No se puede negar la importancia del movimiento ni del despertar de los jóvenes. Pero fue una revuelta que se manifestó en la Ciudad de México y sus alrededores. En otras partes del territorio hubo movilizaciones —y no muchas por la llegada de los juegos olímpicos— sólo hasta después de que se supo lo de la aciaga forma que utilizó el gobierno de Gustavo Díaz Ordaz para acallar la protesta.
Éste es mi testimonio de cómo vimos —ya que no vivimos— aquel movimiento en Durango. Era estudiante de licenciatura, uno de los “politizados”, es decir, participaba en grupos que discutíamos de política local y nacional en las mesas de café. También pertenecía al pequeño conjunto de lectores de periódicos —de Excélsior, en particular—, que llegaban a Durango al día siguiente y cuya lectura compartíamos en la Plaza de Armas, a media cuadra de la Universidad Juárez del Estado de Durango. También novelas y uno que otro libro sobre asuntos políticos que caía por allá. Por supuesto que Siempre!, de José Pagés Llergo, y Política, de Manuel Marcué Pardiñas, eran referencia obligada en nuestras tertulias.
Pero éramos unos cuantos, no teníamos influencia en la Universidad ni en el Tecnológico locales; al contrario, muchos nos rechazaban. De julio a septiembre no hubo una sola movilización ni paro en alguna escuela. Organizamos una velada en el Aula Laureano Roncal después de la marcha del 28 de agosto, pero no fuimos más de 50 estudiantes.
Tal vez las demandas del movimiento eran ajenas a nuestra vida cotidiana, no tenían atractivo para la clase media conservadora de fuera del entonces Distrito Federal. O quizá la maquinaria del Estado era tan eficaz que no permitía que los jóvenes que deseaban hacer política no pensasen más allá de la CNOP. La Juventud Comunista no llegaba a cinco miembros. Los más organizados eran los del Partido Popular Socialista, de Vicente Lombardo Toledano, pero estaban en contra del movimiento. Mientras el gobierno federal acusaba a los manifestantes de comunistas, los del PPS les imputaban ser agentes de la CIA.

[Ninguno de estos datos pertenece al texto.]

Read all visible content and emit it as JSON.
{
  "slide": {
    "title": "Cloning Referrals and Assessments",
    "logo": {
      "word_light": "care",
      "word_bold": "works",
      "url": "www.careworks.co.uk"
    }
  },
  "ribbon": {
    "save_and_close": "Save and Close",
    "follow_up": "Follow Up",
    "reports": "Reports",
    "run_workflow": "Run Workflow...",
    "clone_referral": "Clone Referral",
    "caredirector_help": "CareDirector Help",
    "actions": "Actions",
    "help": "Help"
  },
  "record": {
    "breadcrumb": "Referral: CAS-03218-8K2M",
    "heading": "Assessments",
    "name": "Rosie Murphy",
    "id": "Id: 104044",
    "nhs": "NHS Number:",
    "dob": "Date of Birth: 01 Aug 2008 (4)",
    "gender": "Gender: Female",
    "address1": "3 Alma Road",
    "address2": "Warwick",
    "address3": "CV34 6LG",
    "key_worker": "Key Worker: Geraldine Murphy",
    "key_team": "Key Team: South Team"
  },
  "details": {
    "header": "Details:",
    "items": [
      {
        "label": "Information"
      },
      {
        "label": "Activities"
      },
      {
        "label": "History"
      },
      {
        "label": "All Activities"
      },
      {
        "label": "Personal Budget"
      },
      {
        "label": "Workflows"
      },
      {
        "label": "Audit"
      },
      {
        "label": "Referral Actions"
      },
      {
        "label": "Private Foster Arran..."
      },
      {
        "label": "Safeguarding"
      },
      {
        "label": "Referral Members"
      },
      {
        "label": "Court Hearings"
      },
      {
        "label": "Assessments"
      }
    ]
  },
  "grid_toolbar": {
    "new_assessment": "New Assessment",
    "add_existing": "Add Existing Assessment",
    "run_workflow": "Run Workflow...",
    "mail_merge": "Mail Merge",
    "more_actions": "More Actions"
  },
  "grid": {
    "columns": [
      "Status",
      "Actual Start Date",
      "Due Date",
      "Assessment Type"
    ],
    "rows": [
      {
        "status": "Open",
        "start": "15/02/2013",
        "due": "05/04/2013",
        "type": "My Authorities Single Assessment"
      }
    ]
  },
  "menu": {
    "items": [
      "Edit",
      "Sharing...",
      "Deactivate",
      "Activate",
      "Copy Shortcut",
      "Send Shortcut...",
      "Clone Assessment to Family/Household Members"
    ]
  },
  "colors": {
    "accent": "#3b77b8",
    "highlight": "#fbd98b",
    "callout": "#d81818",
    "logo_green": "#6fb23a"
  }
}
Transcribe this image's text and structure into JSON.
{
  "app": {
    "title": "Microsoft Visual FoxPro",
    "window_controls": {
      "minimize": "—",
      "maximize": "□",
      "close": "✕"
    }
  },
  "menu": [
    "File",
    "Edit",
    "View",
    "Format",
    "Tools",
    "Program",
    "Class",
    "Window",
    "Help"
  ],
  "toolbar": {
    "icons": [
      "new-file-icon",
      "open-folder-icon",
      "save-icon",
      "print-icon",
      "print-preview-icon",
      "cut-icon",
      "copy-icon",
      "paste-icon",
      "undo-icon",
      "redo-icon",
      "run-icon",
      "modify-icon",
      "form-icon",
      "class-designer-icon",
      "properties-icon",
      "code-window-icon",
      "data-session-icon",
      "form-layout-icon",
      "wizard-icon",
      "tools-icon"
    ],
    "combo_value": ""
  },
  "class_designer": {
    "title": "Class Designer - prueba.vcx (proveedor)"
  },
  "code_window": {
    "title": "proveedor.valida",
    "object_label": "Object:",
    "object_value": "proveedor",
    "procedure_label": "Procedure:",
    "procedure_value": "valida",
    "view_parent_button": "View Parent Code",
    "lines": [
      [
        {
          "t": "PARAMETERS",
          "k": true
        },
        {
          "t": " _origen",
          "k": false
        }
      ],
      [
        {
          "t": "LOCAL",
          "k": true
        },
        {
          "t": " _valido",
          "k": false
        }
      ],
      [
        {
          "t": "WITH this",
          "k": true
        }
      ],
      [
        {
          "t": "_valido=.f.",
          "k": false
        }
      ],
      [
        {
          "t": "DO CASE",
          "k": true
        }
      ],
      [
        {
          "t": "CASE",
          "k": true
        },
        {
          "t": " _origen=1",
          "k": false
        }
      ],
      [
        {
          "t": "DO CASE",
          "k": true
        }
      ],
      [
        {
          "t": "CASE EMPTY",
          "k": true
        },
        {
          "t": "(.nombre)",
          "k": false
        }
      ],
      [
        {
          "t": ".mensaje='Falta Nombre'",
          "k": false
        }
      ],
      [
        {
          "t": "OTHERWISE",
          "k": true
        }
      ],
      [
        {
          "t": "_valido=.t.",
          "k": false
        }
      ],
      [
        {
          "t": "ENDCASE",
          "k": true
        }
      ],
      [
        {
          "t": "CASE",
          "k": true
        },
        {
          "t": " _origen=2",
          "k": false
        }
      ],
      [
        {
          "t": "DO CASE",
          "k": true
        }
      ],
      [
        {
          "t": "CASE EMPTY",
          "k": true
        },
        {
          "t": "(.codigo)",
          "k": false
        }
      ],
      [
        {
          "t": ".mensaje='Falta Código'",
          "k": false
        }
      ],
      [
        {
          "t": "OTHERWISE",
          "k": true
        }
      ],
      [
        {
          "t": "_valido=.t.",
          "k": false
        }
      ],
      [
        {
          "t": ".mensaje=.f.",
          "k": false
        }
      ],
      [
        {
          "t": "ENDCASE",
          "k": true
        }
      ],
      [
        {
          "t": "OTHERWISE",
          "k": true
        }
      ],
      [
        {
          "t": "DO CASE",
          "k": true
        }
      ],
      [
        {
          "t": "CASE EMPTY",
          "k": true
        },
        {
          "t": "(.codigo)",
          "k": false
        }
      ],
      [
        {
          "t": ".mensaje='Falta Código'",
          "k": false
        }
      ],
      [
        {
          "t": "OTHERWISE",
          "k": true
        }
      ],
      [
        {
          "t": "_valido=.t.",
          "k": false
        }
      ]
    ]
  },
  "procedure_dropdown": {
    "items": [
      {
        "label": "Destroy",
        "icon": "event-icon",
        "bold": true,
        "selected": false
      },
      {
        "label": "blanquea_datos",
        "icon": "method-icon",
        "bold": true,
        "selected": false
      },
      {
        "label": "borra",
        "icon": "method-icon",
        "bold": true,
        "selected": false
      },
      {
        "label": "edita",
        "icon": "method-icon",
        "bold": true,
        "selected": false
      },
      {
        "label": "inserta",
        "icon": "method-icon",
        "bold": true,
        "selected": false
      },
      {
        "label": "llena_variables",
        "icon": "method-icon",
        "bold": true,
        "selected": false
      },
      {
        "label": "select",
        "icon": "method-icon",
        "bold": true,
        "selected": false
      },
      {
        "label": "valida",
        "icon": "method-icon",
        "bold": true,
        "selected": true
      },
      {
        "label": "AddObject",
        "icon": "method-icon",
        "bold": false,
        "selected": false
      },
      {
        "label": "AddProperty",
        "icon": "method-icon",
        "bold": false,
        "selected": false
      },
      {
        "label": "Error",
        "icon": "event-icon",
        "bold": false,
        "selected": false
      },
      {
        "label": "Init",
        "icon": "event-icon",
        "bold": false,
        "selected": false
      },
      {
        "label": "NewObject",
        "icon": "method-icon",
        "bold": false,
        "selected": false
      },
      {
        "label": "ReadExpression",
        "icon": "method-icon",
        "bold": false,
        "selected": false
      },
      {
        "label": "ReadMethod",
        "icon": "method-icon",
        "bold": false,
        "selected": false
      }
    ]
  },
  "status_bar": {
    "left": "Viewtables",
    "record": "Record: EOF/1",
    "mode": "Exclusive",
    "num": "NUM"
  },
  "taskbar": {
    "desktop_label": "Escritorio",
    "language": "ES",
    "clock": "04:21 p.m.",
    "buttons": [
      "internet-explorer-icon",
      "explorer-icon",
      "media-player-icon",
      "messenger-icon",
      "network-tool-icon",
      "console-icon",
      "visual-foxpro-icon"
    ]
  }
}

Allá en mi tierra tuvimos dos movimientos de gran envergadura. En 1966 cuando tomamos el Cerro de Mercado y queríamos que el fierro se procesara en Durango y no en Monterrey; y la de 1970, en contra del gobernador Alejandro Páez Urquidi. En ambas conmociones decretamos huelgas en todo el sistema educativo en el estado, de jardines de niños a las escuelas superiores. Coordinábamos marchas de 20 o 30 mil personas en una ciudad que apenas rebasaba los 100 mil habitantes. Las demandas eran concretas: industrialización, en 1966, y fuera APU, en 1970.
Los líderes de aquellas luchas no construían un discurso abstracto; incluso los politizados buscaban un lenguaje sencillo para mover a las masas. Entonces, ¿por qué no nos movilizamos en 1968, cuando los seis puntos del pliego petitorio eran diáfanos? Una pequeña brigada de la UNAM y del IPN llegó a comienzos de septiembre, pero no tuvo buena recepción, sólo la que le brindamos nosotros; los brigadistas tampoco eran muy elocuentes.
Incluso, el 3 de octubre tuvimos broncas para parar la Universidad; los exámenes finales estaban cerca, los estudiantes de derecho decían que una huelga simbólica. Con todo, una minoría decretamos la huelga en la UJED y realizamos una marcha de no más de 500 estudiantes, la mayoría preparatorianos. En el Tecnológico no hubo paro.
Que fuéramos conservadores no explica todo; que las voces del gobierno satanizaran a los estudiantes movilizados, tampoco. No hicimos caso al llamado de libertad que hacían nuestros compañeros de la Ciudad de México. Pienso que algo similar pasó en el resto del país. Tardamos en asimilar los hechos, no participamos a plenitud por la desinformación reinante.
Sin embargo, el movimiento del 68 marcó nuestra vida y gracias a él gozamos de ciertas libertades. Aunque sobrevivan sus corporaciones, enterramos al régimen de la Revolución Mexicana y la democracia —aunque con altibajos y corrupciones— se abre camino.
El movimiento se inscribe con letras de oro en el Congreso. Cierto, ¡2 de octubre no se olvida!